The Event Horizon is clearly the prequel to Warhammer 40K. They are at the stage where the warp drive has been discovered, but not the Geller Field....thats scary. The design features you pointed out (Vaulted ceilings, wall sconces and gothic arches) are well done....you can see how they could develop over time into the features common in 40K. I' add (as others have) the Shadow ships from B5, and totally agree with the Ishimura in Deep space 2. Great vid.
Not nearly spooky enough for this list but the initial stages onboard the ISA Cassandra from Killzone: Shadow Fall kept me on edge a lot more than I expected. Something about the ship’s atmosphere, the biohazard warnings and piles of corpses killed by the bioweapon, the darkness. I half expected a necromorph to pop out at me which kept making me more nervous when it never did.
The Prosecutor from Republic Commandos. The first part of that mission scared me a lot as a kid.
This makes me wish we got that canceled Yuuzahn Vong arc in the Clone Wars.
So happy the Cygnus is on the list. That is one of my favorite ships of all time. When I was little I was given a popup book for kids based on that movie and even that was unsettling.

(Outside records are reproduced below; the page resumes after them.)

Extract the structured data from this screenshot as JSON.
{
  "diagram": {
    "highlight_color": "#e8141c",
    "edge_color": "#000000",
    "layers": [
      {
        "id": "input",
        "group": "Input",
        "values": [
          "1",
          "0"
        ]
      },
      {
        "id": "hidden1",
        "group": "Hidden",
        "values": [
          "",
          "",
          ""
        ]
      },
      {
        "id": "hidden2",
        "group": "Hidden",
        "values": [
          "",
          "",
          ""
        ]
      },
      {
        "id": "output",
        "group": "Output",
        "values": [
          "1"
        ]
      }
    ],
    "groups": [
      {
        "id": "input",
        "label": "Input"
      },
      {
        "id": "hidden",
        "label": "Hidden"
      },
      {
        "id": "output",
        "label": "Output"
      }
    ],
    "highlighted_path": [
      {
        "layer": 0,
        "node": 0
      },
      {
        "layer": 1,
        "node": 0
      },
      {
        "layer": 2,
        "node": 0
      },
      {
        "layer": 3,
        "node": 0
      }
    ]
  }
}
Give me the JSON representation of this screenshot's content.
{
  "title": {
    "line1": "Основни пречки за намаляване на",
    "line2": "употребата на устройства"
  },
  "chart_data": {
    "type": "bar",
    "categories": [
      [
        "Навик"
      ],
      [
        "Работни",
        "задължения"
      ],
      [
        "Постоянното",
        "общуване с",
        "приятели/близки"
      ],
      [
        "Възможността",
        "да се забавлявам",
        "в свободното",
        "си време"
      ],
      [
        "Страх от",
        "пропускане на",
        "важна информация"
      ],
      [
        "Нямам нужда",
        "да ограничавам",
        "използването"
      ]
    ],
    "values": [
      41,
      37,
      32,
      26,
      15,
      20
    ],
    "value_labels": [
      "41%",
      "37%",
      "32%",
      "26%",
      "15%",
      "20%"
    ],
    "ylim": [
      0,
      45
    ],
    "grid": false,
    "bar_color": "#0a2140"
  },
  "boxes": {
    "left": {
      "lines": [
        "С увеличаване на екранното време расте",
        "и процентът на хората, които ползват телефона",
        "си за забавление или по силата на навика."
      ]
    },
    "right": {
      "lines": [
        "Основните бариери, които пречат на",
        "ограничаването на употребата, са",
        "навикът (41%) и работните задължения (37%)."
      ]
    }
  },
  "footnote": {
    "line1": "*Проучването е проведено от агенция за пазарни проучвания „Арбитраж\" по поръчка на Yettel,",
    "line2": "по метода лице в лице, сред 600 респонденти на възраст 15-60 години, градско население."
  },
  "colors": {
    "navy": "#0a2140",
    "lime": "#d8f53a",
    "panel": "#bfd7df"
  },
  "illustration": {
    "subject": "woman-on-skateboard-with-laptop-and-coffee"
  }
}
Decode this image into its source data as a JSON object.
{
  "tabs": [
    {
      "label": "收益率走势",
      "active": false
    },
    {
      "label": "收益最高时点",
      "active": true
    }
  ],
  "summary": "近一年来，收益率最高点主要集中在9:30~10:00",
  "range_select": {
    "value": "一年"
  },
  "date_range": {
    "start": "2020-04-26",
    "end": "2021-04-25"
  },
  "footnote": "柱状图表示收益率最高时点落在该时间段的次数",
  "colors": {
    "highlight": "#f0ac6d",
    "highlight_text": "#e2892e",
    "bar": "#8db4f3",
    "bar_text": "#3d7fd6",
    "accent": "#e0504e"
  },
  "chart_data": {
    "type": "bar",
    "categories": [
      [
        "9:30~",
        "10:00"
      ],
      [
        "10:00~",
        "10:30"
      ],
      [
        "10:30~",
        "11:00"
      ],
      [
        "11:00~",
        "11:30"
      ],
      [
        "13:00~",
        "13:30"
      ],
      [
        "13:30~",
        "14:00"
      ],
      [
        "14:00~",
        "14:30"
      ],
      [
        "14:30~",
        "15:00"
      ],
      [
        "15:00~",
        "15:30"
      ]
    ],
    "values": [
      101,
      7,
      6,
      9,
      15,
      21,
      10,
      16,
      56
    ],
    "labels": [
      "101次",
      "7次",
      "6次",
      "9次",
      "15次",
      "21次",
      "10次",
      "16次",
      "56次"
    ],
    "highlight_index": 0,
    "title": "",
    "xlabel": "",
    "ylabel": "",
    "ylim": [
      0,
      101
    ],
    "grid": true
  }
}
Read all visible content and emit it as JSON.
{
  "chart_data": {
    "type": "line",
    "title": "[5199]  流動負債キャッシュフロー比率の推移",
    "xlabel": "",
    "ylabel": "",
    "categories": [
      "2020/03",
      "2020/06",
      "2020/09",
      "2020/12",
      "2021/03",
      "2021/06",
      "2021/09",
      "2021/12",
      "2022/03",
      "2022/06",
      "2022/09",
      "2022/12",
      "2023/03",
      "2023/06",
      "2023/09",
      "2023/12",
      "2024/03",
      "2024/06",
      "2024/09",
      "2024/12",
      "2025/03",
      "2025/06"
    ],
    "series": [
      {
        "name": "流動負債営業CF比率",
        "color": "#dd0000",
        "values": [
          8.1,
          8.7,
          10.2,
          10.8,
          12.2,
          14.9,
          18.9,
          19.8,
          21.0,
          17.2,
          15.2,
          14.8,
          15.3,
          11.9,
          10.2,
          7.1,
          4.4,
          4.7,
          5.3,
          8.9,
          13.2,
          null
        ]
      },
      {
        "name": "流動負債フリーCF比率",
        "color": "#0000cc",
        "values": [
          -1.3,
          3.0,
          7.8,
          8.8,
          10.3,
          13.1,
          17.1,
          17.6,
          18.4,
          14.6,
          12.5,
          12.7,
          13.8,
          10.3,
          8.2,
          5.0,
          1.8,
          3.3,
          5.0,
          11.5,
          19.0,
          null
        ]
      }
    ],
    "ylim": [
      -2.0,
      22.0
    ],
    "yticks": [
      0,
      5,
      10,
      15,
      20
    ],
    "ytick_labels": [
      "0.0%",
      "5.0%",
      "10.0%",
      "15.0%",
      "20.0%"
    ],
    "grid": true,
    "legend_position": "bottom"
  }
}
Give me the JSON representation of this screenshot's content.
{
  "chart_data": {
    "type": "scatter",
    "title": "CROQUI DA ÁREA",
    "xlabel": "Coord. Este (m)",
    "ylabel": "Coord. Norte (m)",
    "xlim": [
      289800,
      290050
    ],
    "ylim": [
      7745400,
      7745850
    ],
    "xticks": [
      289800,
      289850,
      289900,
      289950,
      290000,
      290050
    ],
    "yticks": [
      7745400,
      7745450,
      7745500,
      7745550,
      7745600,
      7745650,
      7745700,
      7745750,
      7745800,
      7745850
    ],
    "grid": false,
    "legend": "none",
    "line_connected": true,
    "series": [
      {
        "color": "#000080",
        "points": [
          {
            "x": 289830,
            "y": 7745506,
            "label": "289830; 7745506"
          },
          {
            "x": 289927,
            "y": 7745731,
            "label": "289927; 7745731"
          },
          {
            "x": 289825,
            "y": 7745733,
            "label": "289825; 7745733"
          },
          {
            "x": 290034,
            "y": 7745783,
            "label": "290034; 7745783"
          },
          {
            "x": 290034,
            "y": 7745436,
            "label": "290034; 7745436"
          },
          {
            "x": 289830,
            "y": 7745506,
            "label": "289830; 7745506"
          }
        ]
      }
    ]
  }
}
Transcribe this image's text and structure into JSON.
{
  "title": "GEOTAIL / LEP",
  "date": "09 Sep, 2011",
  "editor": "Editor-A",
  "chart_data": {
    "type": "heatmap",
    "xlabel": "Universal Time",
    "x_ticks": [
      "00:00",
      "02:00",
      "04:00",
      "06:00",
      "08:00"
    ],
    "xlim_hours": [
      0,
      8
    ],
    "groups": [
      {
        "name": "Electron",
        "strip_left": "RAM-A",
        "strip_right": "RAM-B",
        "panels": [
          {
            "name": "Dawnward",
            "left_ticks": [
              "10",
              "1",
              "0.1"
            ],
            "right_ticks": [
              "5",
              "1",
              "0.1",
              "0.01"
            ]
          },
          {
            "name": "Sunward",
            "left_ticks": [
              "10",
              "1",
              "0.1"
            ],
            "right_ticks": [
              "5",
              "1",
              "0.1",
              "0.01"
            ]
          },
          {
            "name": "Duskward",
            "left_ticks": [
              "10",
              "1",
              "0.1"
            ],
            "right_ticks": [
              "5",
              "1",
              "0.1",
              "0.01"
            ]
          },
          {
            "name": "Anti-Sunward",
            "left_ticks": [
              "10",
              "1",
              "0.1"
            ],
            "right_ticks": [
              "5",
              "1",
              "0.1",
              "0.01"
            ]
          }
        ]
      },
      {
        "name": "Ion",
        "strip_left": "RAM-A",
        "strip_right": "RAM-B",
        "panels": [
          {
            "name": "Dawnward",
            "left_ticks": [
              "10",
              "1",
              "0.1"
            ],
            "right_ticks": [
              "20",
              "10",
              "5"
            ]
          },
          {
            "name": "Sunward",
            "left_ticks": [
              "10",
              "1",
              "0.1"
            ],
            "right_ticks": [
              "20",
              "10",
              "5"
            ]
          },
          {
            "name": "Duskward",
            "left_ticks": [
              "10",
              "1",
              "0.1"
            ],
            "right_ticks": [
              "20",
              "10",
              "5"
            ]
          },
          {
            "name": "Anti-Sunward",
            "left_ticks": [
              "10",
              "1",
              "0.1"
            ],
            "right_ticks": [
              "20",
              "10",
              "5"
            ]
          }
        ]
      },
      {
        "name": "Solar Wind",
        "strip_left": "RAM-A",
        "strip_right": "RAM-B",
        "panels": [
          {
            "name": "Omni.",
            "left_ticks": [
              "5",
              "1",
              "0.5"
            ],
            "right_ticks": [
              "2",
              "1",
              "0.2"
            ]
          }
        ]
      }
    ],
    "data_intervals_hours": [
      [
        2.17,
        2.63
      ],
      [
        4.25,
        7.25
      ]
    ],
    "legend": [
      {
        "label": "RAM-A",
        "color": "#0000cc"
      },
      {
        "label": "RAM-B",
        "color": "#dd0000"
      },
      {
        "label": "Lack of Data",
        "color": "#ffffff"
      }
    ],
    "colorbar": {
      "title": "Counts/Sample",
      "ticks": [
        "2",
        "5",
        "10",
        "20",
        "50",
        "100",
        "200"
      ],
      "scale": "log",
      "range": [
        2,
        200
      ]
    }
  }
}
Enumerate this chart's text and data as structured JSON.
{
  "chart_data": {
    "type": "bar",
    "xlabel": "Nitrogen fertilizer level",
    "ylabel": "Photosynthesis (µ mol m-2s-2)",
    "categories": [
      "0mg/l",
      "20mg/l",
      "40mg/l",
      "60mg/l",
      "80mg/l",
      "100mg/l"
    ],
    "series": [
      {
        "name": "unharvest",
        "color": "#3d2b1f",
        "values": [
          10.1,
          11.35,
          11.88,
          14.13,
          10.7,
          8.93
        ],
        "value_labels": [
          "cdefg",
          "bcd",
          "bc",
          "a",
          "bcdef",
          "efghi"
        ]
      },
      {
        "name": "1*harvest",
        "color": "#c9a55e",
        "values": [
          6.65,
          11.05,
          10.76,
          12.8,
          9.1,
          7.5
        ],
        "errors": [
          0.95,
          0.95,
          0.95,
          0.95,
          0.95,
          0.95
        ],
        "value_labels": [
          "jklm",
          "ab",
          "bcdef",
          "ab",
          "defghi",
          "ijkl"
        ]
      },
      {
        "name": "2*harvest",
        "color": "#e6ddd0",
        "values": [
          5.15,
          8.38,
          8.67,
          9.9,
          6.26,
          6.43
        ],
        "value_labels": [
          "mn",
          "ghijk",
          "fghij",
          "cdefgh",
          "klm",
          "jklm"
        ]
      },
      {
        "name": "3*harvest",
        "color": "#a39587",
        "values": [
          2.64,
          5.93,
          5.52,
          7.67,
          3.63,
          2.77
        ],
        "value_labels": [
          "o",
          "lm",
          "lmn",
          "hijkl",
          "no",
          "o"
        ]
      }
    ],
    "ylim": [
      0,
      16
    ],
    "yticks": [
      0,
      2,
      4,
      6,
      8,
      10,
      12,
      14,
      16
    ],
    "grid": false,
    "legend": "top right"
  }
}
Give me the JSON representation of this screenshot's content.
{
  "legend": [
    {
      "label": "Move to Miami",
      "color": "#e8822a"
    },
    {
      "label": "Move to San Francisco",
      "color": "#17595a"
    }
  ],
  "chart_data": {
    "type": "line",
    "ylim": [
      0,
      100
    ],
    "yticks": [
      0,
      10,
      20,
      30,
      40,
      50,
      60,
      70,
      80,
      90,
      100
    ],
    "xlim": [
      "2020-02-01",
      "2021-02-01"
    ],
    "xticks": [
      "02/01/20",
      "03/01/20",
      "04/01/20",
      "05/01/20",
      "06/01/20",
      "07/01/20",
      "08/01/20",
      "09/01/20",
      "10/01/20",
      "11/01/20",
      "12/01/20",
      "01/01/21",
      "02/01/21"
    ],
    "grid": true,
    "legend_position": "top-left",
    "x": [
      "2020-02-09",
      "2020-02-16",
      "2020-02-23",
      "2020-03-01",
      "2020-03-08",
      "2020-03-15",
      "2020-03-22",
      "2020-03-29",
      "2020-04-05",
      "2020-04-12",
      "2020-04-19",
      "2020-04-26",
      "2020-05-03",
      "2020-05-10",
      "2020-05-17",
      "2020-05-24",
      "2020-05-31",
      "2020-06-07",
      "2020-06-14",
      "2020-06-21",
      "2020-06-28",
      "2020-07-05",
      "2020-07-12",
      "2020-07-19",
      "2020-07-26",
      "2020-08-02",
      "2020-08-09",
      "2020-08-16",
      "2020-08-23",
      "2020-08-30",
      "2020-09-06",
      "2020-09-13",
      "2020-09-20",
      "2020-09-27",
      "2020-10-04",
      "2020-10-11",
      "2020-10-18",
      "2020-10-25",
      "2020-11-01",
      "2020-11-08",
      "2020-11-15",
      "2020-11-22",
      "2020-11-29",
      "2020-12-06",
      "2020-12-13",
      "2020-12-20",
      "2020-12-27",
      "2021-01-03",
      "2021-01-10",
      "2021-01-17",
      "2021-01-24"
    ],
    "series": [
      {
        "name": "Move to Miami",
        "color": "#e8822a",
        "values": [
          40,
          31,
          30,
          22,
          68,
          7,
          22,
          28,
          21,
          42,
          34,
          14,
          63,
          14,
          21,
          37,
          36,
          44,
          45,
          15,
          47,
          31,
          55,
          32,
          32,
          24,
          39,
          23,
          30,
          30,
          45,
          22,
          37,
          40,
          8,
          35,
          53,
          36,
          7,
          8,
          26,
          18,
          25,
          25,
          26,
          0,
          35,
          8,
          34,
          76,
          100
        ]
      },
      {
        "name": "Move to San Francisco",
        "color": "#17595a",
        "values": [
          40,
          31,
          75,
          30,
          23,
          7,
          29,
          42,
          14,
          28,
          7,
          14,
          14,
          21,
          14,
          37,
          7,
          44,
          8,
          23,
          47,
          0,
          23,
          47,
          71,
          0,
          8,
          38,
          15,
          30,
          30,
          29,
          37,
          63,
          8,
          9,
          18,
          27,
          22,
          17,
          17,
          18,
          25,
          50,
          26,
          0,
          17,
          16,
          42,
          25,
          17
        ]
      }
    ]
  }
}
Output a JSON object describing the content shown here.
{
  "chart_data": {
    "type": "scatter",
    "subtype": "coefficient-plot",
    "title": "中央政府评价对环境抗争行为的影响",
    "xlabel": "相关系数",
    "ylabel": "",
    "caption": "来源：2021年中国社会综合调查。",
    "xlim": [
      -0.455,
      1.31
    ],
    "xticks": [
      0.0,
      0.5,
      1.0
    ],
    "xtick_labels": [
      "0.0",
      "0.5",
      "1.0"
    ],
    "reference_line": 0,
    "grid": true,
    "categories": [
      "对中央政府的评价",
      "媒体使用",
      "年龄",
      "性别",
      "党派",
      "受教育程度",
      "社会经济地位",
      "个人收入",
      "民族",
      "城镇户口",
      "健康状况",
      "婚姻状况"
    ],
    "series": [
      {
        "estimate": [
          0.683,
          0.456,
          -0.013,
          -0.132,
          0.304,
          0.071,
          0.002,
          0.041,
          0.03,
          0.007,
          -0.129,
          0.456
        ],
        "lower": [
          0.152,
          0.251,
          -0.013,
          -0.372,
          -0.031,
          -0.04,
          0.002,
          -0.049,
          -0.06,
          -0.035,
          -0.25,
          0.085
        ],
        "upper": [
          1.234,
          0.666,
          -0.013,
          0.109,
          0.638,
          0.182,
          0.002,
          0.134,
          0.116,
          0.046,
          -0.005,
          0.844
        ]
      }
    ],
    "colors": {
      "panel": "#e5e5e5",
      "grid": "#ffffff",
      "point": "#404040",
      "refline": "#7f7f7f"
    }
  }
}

I feel like Farscape's Rovhu is worth a mention. A ship transporting the criminally insane with a cannibal that breaks free and clones everybody. Of course, once someone's been cloned a few times, mental degradation becomes a factor and they become cannibals themselves. The Pilot on the ship has its arms eaten over and over again as they grow back.
You beat me to this comment by a day. I'd like to remind you, however, that he didn't exactly "clone" his victims. He split them, so tehre were two identical selves. Neither was a clone of the other. This had repercussions in the series afterward for a while, and it was pretty great.